Analysis@KeepAndBearArms.com

March 4, 2002

NOTE: If this looks too bunched up along the section where the charts are displayed, you can view this article outside of our normal site format here: http://www.KeepAndBearArms.com/Oberle/harvard.htm.

The factoid fry-cooks at Harvard School of Public Health have pulled a sleight of hand. You’ve probably seen the press reports[1] of their new “study,” in the Journal of Trauma which supposedly shows:

“The higher death rates in high gun states are due to differences in deaths from firearms” and “the strong and robust association between gun ownership and children’s violent death is compelling”[2] (see footnote for link to full-text article).”

They even (ahem) “show” that overall violence in kids is higher in the five most gun-prevalent states than in the five least. They do this by using a gun-prevalence proxy that two of them have recently acknowledged elsewhere is an inferior way to estimate gun prevalence — this comes in a paper for the Duke University Sanford Institute of Public Policy[3]. Not only that, but the creator of the proxy coauthored this Duke paper — even he, apparently, thinks it is inferior (see footnote for link to full-text paper).

What’s a proxy? Gun ownership levels can be difficult to determine, so the two ways to estimate it is to conduct surveys or to use a proxy — a formula based on something that involves guns and deduce ownership levels from that.

The proxy the Harvard crew used is called Cook’s index. Named for Philip Cook[4], it is based on the proportion of guns used in two types of violent death — homicide and suicide. It is the average of two fractions — firearm suicides (FS) over all suicides (S) and firearm homicides (FH) over all homicides (H). Its formula is (FS/S + FH/H)/2. The assumption behind it is that the more that firearms are represented in overall violent death, the more they are prevalent.

The Harvard trio also used a second proxy (sort of Cook’s lite) — simply FS/S. While the Duke paper identifies it as better, it has problems similar to Cook’s index, but to a lesser degree. As well, they looked at 21-state gun prevalence surveys done by the Centers for Disease Control (CDC) in the 1990s and a regional level survey[5]. However, they focused on Cook’s index in their article. It is from their Cook’s index calculations that they derive their pronouncements about the top and bottom five states, and it is on Cook’s index that I devote most attention.

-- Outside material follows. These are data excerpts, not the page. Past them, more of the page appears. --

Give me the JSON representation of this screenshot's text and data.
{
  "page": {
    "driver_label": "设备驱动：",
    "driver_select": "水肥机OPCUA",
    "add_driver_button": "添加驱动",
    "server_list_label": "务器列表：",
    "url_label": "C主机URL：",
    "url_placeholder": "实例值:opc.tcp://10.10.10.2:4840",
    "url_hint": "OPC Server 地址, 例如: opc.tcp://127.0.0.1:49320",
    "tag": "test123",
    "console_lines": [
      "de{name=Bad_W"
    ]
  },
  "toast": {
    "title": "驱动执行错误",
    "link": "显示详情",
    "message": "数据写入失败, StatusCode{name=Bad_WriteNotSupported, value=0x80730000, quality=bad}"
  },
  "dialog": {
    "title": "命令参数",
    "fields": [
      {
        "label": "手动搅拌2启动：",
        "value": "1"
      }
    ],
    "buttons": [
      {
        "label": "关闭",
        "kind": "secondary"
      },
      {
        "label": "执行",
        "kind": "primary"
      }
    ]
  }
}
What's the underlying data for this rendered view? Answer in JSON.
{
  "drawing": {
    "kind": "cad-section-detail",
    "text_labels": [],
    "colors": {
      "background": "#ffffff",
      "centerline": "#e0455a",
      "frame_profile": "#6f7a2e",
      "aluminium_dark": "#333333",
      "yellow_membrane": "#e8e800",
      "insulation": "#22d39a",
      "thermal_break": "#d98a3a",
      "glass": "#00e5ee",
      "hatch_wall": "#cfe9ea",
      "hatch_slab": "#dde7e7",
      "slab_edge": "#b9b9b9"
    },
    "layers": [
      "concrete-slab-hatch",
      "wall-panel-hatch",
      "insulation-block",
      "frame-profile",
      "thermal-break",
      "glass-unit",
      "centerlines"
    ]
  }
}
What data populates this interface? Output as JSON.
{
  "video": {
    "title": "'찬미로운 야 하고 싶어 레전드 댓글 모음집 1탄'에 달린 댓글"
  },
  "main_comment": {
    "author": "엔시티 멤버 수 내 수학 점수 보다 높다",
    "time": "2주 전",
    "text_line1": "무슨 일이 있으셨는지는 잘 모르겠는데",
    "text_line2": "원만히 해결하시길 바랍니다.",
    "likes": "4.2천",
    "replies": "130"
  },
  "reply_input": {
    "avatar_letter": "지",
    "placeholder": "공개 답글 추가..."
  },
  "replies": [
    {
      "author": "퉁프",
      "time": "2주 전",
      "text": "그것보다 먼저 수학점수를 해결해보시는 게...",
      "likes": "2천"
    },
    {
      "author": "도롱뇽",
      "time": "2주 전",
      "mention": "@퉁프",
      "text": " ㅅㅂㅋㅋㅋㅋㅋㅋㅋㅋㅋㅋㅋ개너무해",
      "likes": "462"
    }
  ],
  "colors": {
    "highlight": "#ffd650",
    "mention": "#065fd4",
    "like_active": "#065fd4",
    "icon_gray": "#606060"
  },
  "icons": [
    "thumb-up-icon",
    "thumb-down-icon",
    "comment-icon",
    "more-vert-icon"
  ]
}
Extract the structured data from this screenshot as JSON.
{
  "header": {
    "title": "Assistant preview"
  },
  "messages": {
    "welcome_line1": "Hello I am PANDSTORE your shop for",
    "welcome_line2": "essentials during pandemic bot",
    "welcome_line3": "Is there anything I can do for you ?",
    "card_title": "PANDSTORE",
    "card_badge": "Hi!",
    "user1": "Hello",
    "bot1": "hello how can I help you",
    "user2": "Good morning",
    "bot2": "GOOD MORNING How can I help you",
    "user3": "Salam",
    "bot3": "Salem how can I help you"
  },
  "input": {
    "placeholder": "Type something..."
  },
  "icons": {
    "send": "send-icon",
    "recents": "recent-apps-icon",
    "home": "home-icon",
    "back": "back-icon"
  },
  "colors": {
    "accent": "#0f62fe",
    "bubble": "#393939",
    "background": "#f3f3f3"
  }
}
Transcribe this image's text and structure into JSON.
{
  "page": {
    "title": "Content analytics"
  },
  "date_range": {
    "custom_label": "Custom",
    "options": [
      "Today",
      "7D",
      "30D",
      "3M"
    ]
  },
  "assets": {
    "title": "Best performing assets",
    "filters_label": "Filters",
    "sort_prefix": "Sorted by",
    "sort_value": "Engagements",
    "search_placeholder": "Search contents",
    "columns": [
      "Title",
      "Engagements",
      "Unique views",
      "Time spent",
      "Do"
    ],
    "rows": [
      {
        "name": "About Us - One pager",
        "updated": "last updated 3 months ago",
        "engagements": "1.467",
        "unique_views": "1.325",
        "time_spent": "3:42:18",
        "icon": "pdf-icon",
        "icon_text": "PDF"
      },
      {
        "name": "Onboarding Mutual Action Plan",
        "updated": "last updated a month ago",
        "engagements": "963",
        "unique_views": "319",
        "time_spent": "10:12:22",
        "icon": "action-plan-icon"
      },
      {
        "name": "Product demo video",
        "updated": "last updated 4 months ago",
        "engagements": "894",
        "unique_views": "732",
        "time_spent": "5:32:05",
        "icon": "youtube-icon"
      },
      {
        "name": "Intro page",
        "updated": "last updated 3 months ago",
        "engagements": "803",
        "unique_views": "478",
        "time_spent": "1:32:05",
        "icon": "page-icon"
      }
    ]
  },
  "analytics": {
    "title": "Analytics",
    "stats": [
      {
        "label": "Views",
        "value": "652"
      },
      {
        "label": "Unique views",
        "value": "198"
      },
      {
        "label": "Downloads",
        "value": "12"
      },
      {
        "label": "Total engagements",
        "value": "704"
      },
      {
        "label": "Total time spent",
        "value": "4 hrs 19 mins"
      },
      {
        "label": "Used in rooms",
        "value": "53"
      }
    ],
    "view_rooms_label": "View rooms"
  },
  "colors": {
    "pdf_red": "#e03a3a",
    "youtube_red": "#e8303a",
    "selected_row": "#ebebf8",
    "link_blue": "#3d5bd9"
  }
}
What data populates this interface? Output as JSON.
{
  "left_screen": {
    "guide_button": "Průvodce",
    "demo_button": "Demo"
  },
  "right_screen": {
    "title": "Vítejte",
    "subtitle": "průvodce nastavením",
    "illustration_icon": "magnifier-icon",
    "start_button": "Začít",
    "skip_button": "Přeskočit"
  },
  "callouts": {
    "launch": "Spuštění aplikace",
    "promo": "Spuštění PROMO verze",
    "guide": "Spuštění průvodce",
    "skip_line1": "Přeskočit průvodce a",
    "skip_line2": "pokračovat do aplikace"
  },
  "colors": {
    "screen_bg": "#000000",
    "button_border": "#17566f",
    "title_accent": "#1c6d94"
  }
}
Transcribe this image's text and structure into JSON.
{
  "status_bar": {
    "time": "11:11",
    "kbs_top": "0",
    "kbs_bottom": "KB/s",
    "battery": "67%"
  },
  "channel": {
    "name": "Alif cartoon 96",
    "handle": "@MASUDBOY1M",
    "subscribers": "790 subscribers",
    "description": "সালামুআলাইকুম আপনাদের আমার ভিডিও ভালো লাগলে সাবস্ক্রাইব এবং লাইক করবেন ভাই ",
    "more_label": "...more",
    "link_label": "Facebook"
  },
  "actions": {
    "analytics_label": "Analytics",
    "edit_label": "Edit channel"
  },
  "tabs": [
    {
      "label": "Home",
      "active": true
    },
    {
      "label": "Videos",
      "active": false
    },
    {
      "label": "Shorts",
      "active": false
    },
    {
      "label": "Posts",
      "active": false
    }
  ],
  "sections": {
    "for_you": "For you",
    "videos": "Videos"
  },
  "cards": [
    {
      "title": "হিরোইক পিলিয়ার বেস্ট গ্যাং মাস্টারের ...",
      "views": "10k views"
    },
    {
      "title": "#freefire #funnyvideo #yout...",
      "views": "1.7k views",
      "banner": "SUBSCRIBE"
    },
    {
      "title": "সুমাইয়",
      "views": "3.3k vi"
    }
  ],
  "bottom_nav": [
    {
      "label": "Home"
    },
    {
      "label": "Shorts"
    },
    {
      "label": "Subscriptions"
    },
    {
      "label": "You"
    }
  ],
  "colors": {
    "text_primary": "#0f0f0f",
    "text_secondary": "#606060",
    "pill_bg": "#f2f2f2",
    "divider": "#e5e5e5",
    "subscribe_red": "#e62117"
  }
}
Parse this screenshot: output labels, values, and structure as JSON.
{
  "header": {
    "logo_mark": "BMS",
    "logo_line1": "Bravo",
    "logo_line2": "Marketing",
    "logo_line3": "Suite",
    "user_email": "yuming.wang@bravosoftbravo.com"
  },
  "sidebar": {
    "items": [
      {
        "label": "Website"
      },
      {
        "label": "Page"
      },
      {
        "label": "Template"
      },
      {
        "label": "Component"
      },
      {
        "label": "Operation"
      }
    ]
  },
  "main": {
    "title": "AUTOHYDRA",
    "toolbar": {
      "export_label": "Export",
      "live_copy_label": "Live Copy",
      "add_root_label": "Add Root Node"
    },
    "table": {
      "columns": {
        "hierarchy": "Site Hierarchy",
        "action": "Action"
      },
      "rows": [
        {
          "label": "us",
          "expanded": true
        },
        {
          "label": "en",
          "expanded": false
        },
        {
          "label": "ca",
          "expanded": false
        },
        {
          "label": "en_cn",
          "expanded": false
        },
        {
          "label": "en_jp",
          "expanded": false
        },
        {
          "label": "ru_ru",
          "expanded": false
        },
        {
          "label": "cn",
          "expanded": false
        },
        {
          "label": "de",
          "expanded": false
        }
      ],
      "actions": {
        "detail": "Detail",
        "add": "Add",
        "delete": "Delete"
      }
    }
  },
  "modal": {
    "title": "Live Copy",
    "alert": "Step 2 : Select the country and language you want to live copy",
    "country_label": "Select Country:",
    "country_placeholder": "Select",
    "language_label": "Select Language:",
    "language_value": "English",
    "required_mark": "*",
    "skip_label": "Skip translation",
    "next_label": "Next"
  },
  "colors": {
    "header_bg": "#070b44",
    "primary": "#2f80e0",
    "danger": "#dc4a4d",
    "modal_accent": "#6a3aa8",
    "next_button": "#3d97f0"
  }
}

In the Journal of Trauma article, the Harvard group claims there is no 50-state survey of gun prevalence. While perhaps technically true, there are 48-state surveys (no Hawaii and Alaska).

Could the Harvard gang simply have not known about them? Nope. In the Duke paper, two of them identify these 1996 and 1999 surveys. Indeed, the surveys were conducted for them — or at least for the Harvard Injury Control Research Center, which is their part of the Harvard School of Public Health. In any event, all of them have used this data in other articles, in 1998 and 2000 — prior to submitting the Journal of Trauma article (submitted in December 2000)[6].

This becomes important when reviewing the Harvard gang’s Journal of Trauma work — they imply that the 21-state survey is all they have to check their numbers against, and they note that their Cook's and FS/S calculations correspond with the 21-state survey — thus they must be relatively accurate, right?. Well, not exactly.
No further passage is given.